Je poussai la porte de la chapelle Sainte-Bernadette, les cheveux encore humides. L’église, construite en sous-sol, ressemblait à un bunker antiatomique. Plafond bas, colonnes de ciment, soupiraux de verre rouge, qui coagulaient la mince lumière du jour.
Je frôlai l’eau du bénitier, me signai puis me coulai sur la gauche. Tout le monde était là, ou presque. J’avais rarement vu autant de flics au mètre carré. La brigade des Stups au complet, bien sûr, mais aussi les chefs d’autres brigades — BRP, BPM, BRI, Antiterrorisme —, des responsables d’Offices centraux, des commissaires de DPJ… La plupart étaient en uniforme noir — galons d’argent et feuilles de chêne —, renforçant encore l’allure martiale de la cérémonie. On était loin de la réunion intime envisagée par Laure…

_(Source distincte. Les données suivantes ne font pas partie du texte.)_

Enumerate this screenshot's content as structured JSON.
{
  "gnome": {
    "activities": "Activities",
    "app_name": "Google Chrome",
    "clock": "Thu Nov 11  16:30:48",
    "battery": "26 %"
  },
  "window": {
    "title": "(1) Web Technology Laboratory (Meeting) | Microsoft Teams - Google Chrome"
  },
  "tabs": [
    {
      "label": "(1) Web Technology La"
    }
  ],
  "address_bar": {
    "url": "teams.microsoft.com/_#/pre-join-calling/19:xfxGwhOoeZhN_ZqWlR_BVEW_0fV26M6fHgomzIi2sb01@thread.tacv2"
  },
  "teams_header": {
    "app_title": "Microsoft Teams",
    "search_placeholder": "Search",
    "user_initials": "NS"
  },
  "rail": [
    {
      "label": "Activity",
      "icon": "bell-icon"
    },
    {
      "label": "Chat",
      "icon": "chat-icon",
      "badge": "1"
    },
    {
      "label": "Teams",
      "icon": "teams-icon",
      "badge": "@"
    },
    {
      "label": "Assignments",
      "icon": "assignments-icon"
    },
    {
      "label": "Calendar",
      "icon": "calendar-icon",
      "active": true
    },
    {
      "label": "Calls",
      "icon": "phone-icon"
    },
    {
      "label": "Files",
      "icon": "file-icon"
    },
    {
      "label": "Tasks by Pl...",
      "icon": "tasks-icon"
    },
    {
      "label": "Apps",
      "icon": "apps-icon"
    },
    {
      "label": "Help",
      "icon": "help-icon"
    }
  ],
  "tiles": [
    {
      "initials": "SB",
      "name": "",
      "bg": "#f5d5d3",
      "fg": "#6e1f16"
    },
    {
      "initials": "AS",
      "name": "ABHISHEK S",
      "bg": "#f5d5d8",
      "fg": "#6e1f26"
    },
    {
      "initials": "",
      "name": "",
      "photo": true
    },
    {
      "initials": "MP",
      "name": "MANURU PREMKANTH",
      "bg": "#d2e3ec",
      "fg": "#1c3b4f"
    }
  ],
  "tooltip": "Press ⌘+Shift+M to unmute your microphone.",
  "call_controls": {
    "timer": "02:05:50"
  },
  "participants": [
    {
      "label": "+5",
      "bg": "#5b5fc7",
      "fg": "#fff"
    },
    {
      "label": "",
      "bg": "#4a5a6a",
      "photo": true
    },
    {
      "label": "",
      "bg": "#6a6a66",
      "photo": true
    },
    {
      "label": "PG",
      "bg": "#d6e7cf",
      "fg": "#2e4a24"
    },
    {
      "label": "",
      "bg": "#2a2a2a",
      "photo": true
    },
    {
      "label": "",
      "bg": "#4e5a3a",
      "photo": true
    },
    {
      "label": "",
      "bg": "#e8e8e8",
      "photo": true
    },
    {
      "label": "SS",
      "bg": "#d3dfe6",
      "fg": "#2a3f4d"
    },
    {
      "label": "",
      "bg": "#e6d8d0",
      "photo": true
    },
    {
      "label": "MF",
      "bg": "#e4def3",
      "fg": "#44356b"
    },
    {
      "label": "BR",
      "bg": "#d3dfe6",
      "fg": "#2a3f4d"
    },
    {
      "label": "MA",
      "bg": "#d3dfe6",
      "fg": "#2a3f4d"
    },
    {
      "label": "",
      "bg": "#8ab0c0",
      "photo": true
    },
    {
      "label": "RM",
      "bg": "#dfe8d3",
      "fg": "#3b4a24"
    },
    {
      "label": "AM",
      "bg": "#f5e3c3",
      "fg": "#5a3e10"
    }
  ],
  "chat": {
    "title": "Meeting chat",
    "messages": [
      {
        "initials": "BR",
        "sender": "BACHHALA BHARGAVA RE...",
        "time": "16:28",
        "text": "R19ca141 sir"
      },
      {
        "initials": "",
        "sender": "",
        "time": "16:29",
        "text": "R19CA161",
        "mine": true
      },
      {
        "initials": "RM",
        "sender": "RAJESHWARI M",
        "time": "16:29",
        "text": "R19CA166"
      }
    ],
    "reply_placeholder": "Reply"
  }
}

Je doutais que Luc ait connu personnellement toutes ces pointures mais il fallait marquer le coup. Montrer l’engagement de l’autorité, la solidarité de tous à l’égard de cet « acte désespéré ». Le préfet de police, Jean-Paul Proust, remontait l’allée centrale au côté de Martine Monteil, directrice de la PJ. Derrière eux, Nathalie Dumayet, élégante dans son manteau sombre, les dépassait d’une tête.
Ce défilé me foutait les nerfs en pelote. On enterrait Luc, avant même qu’il ait exhalé son dernier soupir. Cette cérémonie à la con allait lui porter malchance ! De plus, ces flics composaient le plus beau parterre d’athées qu’on puisse imaginer. Pas un seul homme ici ne croyait en Dieu. Luc aurait vomi une telle mascarade.
Dans les premiers rangs, sur la droite, je repérai les hommes de son groupe. Doudou, tête dans son blouson, regard anxieux ; Chevillât, droit comme un crayon, mèche sur l’œil, enfoui dans un manteau de cuir ; Jonca, ressemblant à un Hell’s Angel, mal rasé, moustaches tombantes et cheveux gras sous une casquette de baseball. Trois flics du pavé, durs, dangereux, « bord-cadre ».
L’église se remplissait toujours, s’amplifiant de murmures, de frôlements de manteaux. Doudou quitta sa place. Je le suivis du regard. Il rejoignit un homme, près du confessionnal, à l’extrême droite. Petit, carré, des cheveux gris coiffés en brosse. Sa carrure était engoncée dans un imper trois quarts bleu nuit. Toute son allure évoquait un uniforme invisible, mais pas celui des flics. D’un coup, je sus : un prêtre. Un religieux, vêtu en civil.
Je contournai la première rangée de chaises et traversai la nef. Je n’étais plus qu’à dix mètres des deux hommes. À cet instant, Doudou glissa un objet dans les mains de l’autre. Une sorte de plumier, en bois verni.
J’accélérai le pas quand une main m’attrapa la manche.
Laure.
— Qu’est-ce que tu fais ? Tu te places à côté de moi.
— Bien sûr, fis-je en souriant. Où veux-tu te mettre ?
Je la suivis, jetant un nouveau regard vers les conspirateurs. Doudou revenait déjà à sa place, l’homme en bleu, derrière une colonne, se signait. Stupeur. Un signe de croix à l’envers, en commençant par le bas, comme le font certains satanistes, reproduisant le symbole de l’Antéchrist. Laure me posait une question.